I think there have always been displaced persons. We've made, however, some legal distinctions, so a refugee has to be somebody who crosses a border in search of protection against persecution.
Internally displaced people are affected by exactly the same conditions—conflicts, starvation, extermination, police brutality, whatever the case may be—but they don't get as far as the border. That's why we think it's really important that the reform process, for which the compact will hopefully be a catalyst, will begin to incorporate these questions of internally displaced persons.
You would be interested to know that the first time I heard the notion of responsibility to protect was when Francis Deng was the UN special representative for displaced persons back in the mid-1990s. He put forward the idea that if countries are not able or willing to protect citizens with their proper rights, then there is an international community responsibility that goes with it.

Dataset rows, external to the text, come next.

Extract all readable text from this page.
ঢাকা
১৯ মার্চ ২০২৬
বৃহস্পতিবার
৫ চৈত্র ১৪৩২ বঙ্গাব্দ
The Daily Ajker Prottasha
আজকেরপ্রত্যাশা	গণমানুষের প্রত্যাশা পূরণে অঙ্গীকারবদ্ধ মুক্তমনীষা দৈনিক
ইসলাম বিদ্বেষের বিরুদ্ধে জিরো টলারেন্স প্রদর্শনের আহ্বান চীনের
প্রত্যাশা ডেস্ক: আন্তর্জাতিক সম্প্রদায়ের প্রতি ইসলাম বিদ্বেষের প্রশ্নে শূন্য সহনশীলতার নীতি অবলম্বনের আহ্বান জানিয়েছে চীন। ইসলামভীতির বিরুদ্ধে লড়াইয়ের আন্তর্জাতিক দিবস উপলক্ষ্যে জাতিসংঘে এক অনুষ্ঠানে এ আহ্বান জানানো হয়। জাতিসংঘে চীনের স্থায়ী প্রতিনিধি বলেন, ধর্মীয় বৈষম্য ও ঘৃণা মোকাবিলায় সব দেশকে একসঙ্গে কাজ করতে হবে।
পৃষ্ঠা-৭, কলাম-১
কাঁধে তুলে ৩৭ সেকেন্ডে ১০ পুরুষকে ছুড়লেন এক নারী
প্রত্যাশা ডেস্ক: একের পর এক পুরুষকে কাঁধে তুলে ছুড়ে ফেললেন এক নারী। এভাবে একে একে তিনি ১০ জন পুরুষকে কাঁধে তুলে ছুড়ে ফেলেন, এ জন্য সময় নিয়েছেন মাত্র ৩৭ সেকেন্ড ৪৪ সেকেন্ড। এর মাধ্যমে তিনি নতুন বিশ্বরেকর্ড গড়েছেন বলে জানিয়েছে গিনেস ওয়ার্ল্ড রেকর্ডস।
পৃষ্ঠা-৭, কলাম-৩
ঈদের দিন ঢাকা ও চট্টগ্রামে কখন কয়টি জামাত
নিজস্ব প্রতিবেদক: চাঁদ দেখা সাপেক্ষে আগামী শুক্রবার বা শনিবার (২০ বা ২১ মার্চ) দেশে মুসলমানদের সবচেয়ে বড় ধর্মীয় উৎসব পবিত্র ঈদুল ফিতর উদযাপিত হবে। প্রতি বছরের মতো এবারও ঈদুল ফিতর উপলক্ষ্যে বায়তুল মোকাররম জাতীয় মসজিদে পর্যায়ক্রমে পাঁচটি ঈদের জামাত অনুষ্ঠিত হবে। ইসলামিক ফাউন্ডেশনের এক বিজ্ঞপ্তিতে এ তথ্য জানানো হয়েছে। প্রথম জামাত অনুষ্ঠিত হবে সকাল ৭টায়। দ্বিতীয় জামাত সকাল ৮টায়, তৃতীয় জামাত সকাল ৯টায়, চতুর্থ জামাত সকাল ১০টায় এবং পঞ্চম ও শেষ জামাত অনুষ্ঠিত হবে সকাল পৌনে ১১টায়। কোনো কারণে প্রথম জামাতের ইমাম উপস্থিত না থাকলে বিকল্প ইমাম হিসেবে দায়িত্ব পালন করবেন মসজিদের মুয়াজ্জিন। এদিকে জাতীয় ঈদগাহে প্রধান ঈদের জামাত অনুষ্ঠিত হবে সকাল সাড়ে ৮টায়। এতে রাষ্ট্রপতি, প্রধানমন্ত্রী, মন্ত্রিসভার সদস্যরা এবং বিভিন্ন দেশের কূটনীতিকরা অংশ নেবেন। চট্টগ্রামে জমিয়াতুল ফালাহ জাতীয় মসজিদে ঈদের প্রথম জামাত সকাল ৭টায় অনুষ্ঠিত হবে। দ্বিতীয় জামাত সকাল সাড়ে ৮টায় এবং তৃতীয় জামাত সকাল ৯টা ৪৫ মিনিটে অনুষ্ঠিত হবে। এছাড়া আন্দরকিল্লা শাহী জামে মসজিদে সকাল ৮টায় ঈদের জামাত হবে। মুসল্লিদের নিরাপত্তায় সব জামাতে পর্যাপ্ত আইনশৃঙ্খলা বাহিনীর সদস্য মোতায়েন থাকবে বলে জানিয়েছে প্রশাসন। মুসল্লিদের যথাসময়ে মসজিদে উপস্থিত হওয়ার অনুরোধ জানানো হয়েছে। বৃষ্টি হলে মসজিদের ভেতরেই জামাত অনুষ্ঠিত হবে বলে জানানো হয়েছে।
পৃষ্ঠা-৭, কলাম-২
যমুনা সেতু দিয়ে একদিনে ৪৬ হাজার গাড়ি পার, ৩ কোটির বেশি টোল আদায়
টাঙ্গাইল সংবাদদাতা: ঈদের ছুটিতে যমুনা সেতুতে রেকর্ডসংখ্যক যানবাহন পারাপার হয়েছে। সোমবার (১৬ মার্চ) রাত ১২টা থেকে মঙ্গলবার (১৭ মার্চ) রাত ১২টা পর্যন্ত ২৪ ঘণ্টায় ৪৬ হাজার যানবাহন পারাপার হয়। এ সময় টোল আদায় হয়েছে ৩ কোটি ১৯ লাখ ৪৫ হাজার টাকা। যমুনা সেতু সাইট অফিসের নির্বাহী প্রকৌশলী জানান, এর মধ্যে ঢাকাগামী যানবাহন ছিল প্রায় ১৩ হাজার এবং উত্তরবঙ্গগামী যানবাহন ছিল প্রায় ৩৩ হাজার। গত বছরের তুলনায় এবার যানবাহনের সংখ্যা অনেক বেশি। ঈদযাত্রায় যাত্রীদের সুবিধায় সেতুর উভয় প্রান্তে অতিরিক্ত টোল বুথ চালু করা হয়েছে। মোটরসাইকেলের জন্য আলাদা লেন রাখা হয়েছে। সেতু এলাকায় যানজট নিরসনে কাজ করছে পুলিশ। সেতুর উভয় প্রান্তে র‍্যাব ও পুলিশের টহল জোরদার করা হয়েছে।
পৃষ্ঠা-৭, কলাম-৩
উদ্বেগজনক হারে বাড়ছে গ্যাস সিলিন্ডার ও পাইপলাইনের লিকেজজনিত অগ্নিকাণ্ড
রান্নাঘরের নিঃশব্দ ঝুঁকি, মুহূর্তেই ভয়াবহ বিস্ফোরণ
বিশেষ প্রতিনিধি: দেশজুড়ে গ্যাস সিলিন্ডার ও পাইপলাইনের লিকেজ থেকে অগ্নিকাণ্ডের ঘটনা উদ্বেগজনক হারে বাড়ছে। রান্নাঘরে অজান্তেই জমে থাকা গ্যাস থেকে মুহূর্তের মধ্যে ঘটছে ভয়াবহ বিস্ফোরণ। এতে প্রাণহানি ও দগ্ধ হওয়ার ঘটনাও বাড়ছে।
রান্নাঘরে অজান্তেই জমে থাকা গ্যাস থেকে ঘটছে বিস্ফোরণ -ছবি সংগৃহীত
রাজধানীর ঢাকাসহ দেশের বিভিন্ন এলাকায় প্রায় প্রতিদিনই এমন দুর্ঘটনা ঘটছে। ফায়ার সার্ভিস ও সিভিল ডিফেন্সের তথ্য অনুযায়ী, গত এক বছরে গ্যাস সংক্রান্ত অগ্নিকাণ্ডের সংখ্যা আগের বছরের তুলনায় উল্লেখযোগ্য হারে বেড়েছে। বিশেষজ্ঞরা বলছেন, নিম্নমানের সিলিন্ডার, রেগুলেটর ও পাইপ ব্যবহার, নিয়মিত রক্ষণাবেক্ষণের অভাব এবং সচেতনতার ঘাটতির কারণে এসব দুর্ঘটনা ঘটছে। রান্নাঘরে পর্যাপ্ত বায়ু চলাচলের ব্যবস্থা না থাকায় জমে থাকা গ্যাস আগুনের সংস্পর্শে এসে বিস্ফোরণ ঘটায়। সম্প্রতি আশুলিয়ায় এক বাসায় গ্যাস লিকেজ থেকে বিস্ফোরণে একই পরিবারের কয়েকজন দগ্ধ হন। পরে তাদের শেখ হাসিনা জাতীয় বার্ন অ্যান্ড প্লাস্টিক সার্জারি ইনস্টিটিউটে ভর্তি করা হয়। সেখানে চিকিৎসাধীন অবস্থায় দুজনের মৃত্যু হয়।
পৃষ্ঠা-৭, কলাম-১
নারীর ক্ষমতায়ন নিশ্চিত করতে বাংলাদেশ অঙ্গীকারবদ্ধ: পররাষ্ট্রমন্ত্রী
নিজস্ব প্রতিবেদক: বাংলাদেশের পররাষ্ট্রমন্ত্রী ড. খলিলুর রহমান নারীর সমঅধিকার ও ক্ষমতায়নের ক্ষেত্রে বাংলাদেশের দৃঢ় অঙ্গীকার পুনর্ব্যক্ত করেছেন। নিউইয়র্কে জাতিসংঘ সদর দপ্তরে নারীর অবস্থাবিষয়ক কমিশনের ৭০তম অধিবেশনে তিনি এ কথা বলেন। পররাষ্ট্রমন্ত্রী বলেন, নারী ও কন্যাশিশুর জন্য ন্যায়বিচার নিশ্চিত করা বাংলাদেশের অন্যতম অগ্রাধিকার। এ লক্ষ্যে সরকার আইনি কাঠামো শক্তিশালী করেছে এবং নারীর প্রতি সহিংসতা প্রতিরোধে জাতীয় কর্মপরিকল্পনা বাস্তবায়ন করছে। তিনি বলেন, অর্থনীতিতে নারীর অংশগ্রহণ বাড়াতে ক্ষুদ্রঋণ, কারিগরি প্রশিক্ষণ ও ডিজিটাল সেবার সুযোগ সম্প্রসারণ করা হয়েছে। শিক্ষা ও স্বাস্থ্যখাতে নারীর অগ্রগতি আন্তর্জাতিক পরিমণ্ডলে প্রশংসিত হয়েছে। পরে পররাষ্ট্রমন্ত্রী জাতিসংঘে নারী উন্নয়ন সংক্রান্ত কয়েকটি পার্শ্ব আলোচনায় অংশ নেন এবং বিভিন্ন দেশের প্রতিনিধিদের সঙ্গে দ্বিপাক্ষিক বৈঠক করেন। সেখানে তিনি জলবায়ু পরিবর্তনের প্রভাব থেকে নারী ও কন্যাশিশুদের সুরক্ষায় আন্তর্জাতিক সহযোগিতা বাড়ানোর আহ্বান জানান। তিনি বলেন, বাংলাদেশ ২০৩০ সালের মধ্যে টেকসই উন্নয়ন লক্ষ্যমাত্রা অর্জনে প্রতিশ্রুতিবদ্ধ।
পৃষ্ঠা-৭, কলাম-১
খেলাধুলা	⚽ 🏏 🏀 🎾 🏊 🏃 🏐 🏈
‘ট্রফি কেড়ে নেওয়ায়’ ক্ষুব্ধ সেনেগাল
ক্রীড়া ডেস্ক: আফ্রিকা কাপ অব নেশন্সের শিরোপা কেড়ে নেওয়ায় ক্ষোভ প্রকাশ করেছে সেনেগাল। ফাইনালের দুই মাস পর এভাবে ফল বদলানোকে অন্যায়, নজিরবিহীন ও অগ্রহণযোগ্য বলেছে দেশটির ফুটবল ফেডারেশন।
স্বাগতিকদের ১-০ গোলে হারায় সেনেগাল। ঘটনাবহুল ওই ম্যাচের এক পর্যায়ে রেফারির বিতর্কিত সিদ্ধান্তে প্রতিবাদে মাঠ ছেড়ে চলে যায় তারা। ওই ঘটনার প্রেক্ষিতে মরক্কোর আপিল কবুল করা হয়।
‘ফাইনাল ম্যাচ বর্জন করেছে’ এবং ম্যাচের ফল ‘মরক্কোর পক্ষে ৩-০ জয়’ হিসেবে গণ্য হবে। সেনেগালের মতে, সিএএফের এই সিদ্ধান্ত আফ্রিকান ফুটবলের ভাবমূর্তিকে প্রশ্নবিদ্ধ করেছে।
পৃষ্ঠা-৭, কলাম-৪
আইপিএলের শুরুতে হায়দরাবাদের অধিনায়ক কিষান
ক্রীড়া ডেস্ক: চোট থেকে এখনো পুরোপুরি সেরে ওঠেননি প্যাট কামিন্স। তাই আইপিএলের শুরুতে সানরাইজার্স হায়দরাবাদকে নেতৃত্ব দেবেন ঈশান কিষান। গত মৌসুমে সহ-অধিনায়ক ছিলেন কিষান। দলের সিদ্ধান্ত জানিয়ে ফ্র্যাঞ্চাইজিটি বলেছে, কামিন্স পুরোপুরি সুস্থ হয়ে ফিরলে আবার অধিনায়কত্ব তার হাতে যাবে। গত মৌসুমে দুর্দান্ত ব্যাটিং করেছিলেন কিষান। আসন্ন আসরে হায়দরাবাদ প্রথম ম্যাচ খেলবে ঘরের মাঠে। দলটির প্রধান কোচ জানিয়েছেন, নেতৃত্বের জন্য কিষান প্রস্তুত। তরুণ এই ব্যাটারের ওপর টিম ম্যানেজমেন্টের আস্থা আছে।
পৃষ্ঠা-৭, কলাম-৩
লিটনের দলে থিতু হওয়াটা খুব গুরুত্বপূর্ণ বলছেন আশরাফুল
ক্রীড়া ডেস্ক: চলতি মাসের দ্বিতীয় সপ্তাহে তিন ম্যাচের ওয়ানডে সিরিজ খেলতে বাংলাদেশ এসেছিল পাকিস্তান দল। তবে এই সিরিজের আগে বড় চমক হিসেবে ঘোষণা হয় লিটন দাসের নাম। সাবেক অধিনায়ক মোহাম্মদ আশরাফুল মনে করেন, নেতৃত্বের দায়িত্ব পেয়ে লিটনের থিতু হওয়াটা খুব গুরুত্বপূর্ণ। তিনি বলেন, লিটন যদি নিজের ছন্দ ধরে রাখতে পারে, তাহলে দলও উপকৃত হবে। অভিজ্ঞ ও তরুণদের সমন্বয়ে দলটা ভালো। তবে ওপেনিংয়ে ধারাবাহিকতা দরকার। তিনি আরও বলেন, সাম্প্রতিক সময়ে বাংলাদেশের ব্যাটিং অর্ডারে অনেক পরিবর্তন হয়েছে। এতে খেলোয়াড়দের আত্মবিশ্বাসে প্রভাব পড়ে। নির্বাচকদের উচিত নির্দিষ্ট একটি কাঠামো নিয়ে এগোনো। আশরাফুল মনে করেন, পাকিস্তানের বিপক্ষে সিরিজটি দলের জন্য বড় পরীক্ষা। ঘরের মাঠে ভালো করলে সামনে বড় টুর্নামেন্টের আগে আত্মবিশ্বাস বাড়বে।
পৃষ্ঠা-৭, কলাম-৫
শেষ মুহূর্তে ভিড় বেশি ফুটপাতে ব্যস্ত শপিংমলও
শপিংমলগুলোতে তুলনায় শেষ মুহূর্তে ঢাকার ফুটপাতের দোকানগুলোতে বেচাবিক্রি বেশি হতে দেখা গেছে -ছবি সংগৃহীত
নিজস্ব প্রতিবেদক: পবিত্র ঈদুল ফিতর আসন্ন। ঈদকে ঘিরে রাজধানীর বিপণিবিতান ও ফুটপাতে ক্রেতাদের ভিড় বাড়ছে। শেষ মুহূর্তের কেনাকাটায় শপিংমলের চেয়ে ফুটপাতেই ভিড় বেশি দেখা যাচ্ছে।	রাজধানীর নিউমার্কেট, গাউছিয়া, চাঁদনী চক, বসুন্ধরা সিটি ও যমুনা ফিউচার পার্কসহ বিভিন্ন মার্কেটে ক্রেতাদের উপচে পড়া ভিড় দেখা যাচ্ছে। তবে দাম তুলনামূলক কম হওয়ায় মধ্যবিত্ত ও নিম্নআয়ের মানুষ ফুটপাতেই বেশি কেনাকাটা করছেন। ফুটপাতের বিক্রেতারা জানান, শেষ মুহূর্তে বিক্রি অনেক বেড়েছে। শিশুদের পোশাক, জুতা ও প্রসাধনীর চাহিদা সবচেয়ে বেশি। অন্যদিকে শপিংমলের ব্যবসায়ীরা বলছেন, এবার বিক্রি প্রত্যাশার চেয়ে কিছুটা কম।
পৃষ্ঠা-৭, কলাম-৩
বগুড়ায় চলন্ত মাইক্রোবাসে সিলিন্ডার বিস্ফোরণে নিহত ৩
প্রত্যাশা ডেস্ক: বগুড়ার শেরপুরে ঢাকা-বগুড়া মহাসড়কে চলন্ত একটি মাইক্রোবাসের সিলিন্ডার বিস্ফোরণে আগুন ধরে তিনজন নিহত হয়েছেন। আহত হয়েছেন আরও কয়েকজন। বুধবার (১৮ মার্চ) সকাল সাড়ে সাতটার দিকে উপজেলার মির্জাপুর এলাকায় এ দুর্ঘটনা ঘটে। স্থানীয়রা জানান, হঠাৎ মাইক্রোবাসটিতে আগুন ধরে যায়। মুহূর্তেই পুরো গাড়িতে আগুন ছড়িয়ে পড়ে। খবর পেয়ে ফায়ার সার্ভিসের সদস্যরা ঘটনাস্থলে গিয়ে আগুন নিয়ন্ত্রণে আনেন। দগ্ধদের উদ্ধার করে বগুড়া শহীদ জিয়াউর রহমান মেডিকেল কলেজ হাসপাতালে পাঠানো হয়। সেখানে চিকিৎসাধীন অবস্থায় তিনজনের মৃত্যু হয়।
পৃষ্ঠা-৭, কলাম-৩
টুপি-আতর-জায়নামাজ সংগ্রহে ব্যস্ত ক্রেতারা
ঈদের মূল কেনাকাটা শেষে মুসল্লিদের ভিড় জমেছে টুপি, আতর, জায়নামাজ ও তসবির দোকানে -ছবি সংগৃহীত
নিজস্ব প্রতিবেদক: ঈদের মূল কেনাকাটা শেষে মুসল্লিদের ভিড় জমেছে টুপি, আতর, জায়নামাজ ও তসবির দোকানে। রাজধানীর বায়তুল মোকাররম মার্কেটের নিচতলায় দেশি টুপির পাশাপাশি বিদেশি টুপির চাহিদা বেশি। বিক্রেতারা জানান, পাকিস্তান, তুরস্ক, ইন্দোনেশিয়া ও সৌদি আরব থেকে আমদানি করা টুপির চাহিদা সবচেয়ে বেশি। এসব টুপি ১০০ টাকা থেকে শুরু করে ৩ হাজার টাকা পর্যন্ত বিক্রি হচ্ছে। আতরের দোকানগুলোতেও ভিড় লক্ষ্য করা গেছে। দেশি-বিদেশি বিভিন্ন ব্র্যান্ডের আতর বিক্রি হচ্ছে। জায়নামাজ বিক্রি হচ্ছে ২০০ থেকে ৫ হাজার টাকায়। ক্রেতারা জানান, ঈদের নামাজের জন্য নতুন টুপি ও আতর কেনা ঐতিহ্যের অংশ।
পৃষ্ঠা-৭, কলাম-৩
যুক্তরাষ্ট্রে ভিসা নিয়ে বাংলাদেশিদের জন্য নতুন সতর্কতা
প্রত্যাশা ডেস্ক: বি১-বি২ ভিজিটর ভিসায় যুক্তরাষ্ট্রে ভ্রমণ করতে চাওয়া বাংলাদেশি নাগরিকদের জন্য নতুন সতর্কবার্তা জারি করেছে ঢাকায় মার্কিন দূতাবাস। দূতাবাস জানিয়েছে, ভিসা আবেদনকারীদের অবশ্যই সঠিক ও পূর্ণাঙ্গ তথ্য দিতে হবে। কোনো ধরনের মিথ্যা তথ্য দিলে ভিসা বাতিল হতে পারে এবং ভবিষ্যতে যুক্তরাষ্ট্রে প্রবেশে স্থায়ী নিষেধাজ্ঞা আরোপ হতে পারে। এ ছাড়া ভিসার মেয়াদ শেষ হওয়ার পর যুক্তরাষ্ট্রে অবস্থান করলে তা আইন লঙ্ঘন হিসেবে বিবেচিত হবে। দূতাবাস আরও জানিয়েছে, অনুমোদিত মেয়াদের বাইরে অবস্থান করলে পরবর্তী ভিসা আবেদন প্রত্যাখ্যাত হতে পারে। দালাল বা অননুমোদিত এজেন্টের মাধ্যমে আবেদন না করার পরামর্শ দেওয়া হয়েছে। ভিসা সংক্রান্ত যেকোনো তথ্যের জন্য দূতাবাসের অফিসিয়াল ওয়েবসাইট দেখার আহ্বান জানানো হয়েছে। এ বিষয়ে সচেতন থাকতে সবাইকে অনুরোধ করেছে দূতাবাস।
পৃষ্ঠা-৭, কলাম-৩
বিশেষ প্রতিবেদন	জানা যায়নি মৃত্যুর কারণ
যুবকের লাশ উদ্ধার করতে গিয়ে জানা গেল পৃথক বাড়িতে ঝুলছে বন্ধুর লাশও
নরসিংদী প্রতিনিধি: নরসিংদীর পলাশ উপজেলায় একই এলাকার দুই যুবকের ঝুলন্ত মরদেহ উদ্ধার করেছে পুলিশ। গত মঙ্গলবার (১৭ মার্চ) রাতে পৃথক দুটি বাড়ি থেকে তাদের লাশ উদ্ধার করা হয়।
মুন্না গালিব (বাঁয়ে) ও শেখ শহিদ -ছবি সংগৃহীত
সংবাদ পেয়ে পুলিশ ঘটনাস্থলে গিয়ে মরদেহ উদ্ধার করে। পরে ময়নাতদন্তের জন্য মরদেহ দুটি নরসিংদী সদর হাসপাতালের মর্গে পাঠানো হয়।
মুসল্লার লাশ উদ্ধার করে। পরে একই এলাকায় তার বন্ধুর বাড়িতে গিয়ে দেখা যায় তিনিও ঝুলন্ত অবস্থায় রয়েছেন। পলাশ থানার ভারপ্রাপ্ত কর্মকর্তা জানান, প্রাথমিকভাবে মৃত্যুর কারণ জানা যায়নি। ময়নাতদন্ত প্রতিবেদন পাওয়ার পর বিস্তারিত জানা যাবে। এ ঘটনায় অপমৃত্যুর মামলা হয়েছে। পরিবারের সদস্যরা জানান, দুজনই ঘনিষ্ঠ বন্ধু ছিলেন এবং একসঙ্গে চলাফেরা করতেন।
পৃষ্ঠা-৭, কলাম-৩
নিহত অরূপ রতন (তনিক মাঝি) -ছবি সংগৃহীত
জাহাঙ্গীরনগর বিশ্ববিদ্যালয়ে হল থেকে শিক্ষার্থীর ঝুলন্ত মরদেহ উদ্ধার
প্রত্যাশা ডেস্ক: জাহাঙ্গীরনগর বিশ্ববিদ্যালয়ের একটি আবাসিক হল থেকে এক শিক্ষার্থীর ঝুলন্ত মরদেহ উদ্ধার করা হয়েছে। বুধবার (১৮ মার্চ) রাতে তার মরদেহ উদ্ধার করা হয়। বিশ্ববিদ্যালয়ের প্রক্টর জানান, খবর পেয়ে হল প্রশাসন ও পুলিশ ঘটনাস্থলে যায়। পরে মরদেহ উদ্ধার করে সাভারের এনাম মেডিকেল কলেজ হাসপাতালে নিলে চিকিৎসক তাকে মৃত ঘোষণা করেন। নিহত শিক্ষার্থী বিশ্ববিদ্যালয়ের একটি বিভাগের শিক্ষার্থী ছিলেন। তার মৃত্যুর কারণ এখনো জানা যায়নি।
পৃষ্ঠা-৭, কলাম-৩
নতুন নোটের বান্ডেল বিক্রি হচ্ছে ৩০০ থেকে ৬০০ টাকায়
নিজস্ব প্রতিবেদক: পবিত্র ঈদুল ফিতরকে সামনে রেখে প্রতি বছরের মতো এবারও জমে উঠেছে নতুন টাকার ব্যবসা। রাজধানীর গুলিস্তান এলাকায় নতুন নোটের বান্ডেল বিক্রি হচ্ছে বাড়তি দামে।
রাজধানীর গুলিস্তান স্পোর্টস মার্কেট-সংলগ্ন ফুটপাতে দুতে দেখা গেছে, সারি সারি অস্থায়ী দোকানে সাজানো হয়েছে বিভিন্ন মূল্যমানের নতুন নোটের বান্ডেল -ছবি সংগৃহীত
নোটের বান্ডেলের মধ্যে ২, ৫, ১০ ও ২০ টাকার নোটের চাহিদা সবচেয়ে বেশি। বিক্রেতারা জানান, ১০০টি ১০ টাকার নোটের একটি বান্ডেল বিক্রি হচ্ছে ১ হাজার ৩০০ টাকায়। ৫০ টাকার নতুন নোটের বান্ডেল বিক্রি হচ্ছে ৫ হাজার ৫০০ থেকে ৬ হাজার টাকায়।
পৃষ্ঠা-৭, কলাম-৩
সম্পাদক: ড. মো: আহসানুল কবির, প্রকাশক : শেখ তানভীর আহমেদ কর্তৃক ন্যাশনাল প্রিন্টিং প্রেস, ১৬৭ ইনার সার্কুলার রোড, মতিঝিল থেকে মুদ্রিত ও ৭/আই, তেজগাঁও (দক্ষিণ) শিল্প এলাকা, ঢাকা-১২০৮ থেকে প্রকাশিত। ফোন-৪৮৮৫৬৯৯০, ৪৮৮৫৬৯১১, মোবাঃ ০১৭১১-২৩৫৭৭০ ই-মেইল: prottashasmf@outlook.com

Interestingly enough, we were able to take that concept and sort of fast-forward it into something that now is entrenched in the UN system, if not always applied, and it simply shows that the problem of displaced people goes back until certainly the thing that Envoy Deng identified for me when I was in foreign affairs as something that really had to be done.
Unfortunately, with the way the negotiating process goes around the compact, that wasn't really allowed to come in as one of the central agenda points. That's why we're saying, now that we've got a platform, which the compact can provide, that we have to build on it and build the more tailored responses to the very specific and concrete issues that are found throughout the world but that are also very different in their impacts.